Table

Journées tran­quilles. Je plante des cac­tus, vais au marché, rédi­ge l’es­sai. En soirée, le télé­phone sonne:
-Alexan­dre.
- Oui?
Ici, les ouvri­ers tutoient, utilisent les prénoms et font leur tra­vail sans état d’âme; ceux-là me font com­pren­dre que pour cette livrai­son, c’est spé­cial, il va fal­loir que je descende.
Me voici devant le camion. A l’in­térieur, les ouvri­ers aha­nent.
- Qu’est-ce que c’est?
- Ma foi, vous devez savoir ce que vous avez acheté.
(Cette réponse, je l’ai sou­vent enten­due : elle sig­ni­fie que dans le monde entier les clients s’in­ter­ro­gent sur le con­tenu du col­is. Or, le livreur livre un col­is, pas une chose iden­ti­fi­able.)
Il se trou­ve que j’ai com­mandé plusieurs meubles, mais, à en juger par le poids, j’ai vite fait de con­clure: c’est ma table de pique-nique. Le même mod­èle que j’avais com­mandé pour Gim­brède il y a seize ans, en bois auto­clave, pas chi­nois, recom­mandé aux munic­i­pal­ités pour l’amé­nage­ment des parcs.
Les ouvri­ers se déhanchent, gémis­sent. Il font gliss­er le col­is en bas du pont. Le traf­ic des voitures est inter­rompu. Les livreurs essaient de tra­vers­er la rue, d’at­tein­dre le por­tail de mon immeu­ble. Ils s’y repren­nent à trois fois, appuient enfin le col­is, me pren­nent une sig­na­ture, s’en repar­tent.

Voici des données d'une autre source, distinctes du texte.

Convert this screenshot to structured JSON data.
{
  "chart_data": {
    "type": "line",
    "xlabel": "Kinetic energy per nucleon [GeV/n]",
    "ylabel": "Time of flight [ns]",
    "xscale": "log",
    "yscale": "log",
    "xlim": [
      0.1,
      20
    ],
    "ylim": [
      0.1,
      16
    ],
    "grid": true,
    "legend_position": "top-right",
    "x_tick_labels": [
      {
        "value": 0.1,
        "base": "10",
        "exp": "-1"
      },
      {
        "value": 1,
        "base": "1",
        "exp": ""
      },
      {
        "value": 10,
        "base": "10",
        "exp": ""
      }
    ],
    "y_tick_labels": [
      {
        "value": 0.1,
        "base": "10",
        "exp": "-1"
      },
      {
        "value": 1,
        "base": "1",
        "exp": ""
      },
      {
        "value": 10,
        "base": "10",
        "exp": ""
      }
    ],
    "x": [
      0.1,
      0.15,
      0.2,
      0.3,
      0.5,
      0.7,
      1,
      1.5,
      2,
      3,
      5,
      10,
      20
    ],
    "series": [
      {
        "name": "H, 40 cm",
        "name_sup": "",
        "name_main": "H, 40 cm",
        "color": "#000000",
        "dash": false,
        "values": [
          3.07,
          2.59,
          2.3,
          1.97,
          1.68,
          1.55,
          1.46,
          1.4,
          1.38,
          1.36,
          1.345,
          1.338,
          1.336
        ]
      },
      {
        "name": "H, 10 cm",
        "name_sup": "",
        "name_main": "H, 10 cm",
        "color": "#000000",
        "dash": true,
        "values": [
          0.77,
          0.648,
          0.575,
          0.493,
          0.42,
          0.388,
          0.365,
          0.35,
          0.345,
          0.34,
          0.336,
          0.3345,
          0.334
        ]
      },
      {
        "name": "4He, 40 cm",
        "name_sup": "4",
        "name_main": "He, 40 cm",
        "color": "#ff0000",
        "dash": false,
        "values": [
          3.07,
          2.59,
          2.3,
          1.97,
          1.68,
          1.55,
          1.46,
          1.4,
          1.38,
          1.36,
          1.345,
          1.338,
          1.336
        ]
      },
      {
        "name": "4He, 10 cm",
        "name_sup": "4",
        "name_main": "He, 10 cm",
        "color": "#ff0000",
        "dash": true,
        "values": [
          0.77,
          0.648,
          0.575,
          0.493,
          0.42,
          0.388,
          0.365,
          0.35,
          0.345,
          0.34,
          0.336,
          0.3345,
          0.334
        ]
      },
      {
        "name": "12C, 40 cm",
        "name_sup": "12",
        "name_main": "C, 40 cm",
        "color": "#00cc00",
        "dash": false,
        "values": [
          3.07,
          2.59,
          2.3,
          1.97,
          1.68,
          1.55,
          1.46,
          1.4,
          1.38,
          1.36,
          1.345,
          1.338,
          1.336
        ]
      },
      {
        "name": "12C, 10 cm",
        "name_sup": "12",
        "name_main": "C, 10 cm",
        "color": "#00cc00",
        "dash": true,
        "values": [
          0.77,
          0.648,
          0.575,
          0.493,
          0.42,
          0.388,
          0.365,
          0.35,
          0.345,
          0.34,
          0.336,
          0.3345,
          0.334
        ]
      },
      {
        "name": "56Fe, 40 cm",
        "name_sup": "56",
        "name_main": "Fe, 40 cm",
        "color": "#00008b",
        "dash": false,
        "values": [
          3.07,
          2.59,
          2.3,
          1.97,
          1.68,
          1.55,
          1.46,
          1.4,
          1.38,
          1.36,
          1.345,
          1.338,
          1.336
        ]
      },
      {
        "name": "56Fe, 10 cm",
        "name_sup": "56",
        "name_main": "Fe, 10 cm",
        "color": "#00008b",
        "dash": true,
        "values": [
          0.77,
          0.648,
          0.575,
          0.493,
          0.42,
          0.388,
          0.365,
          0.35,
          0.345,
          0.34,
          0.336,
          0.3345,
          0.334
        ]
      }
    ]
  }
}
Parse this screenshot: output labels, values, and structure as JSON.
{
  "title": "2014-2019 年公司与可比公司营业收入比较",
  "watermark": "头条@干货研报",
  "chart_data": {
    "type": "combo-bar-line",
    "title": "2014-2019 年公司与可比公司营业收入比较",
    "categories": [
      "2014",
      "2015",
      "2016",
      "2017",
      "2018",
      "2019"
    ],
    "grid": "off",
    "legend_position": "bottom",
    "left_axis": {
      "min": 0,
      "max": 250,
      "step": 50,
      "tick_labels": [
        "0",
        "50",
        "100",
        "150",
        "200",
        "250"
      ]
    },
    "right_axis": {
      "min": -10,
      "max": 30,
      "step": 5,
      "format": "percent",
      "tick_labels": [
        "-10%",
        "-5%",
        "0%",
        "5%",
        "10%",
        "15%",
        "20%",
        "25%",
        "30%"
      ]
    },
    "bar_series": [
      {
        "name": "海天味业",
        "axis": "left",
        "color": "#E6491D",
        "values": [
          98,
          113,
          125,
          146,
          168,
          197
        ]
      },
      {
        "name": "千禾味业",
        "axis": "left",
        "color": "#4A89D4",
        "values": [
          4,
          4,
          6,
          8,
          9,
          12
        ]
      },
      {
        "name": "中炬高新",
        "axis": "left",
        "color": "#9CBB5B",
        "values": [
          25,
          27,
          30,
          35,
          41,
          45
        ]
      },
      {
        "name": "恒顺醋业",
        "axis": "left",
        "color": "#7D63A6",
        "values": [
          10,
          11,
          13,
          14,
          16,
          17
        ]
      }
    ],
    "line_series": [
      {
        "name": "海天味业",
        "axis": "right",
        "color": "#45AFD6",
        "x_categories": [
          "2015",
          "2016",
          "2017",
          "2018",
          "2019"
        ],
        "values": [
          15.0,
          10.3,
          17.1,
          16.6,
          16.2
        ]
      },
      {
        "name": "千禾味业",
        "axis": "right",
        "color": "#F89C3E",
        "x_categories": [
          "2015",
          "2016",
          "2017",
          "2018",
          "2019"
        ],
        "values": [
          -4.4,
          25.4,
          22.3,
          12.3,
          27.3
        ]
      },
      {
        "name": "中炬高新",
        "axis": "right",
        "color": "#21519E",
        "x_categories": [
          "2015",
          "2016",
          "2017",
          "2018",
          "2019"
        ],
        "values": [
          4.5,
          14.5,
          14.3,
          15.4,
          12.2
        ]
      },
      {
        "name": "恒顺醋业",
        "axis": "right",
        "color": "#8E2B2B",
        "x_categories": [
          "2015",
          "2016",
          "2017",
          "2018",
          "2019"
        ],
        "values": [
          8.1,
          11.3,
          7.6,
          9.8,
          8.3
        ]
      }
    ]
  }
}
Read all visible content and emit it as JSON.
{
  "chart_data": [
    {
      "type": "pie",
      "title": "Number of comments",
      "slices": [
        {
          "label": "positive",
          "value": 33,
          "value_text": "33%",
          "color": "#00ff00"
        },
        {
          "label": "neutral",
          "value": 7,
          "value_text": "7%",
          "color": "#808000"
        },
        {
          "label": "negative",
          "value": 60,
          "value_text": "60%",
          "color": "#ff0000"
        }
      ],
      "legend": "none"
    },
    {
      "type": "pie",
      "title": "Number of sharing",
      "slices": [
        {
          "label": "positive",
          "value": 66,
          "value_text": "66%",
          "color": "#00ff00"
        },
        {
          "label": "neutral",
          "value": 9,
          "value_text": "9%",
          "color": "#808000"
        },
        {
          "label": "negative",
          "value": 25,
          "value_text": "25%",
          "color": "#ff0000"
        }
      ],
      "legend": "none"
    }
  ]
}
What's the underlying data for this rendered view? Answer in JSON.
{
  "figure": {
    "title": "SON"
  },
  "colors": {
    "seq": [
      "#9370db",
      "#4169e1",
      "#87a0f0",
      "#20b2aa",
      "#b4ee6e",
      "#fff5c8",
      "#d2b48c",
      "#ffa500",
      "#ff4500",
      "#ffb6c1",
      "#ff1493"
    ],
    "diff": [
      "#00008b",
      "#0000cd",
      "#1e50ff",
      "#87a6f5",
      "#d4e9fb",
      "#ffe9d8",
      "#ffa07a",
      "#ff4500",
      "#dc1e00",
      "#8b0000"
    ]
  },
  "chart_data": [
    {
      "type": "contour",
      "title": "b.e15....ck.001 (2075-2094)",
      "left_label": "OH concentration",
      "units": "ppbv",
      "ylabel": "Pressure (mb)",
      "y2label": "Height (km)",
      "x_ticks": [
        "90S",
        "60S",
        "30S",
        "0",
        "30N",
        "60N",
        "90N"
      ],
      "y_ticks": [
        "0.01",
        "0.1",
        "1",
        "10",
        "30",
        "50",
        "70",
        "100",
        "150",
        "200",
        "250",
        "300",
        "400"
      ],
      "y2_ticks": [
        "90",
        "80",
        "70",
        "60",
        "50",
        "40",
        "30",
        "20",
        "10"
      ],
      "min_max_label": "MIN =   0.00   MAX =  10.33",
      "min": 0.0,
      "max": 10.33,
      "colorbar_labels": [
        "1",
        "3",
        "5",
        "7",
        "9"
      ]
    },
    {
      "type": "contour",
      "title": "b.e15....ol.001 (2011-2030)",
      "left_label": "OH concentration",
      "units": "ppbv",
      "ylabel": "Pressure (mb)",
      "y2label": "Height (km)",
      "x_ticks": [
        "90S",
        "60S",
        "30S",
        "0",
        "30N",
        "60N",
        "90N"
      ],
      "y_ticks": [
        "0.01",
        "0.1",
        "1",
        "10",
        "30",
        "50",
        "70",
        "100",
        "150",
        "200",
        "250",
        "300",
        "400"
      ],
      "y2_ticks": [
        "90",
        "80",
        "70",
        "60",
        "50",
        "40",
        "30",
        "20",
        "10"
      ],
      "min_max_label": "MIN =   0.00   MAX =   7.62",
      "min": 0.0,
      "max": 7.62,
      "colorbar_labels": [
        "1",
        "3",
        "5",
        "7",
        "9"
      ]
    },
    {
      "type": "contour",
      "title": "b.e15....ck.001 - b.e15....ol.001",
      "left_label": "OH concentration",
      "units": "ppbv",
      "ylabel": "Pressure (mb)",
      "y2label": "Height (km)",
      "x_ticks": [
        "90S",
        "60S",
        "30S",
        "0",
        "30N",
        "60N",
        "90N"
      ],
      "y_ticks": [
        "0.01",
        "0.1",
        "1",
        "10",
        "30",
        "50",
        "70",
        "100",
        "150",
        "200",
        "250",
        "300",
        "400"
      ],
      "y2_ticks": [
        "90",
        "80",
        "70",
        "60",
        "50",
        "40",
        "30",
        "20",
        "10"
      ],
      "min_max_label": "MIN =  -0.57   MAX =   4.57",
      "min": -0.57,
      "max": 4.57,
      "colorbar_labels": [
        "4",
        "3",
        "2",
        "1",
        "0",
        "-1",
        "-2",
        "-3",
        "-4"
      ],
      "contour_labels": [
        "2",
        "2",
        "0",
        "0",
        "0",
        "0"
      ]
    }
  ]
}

Au débal­lage, je vois que le plateau est déjà mon­té. Je veux le soulever. La dernière fois que j’ai fait ce type d’ex­er­ci­ce à pieds nus, j’ai risqué l’am­pu­ta­tion. Je monte au qua­trième et me chausse. En plusieurs voy­ages, je rap­proche les pièces légères de mon allée : pieds, ren­forts, bancs. Ensuite, il me faut traîn­er le plateau sur un couloir d’ac­cès long de 30 mètres. Je passe deux portes. Dans la pièce qui donne sur le patio, les enfants qui sont à leur devoirs, se pré­cip­i­tent à la fenêtre. La mère les rejoint et s’in­téresse aux péripéties. Encour­agé par la présence des spec­ta­teurs, j’a­chem­ine le tout devant l’as­censeur, et là, mau­vaise nou­velle: le plateau n’en­tre pas dans la cage. Je con­sid­ère les huit niveaux d’escaliers, juste comme ça, pour véri­fi­er qu’il y en a bien huit… A ce moment, passe un ado­les­cent dégin­gandé. Je manque l’al­pa­guer. Pour cinq euros, il ferait l’af­faire, n’est-ce pas? Mais à voir le petit chien qu’il balade — de la taille d’une bas­ket — je retrou­ve des forces. Un quart d’heure plus tard, j’ai ma table dans l’ap­parte­ment. Alors les choses se com­pliquent: l’ac­cès au toit se fait par un escalier de fer forgé au-dessus du vide. Quand fois que je l’emprunte, il trem­ble sous mon poids.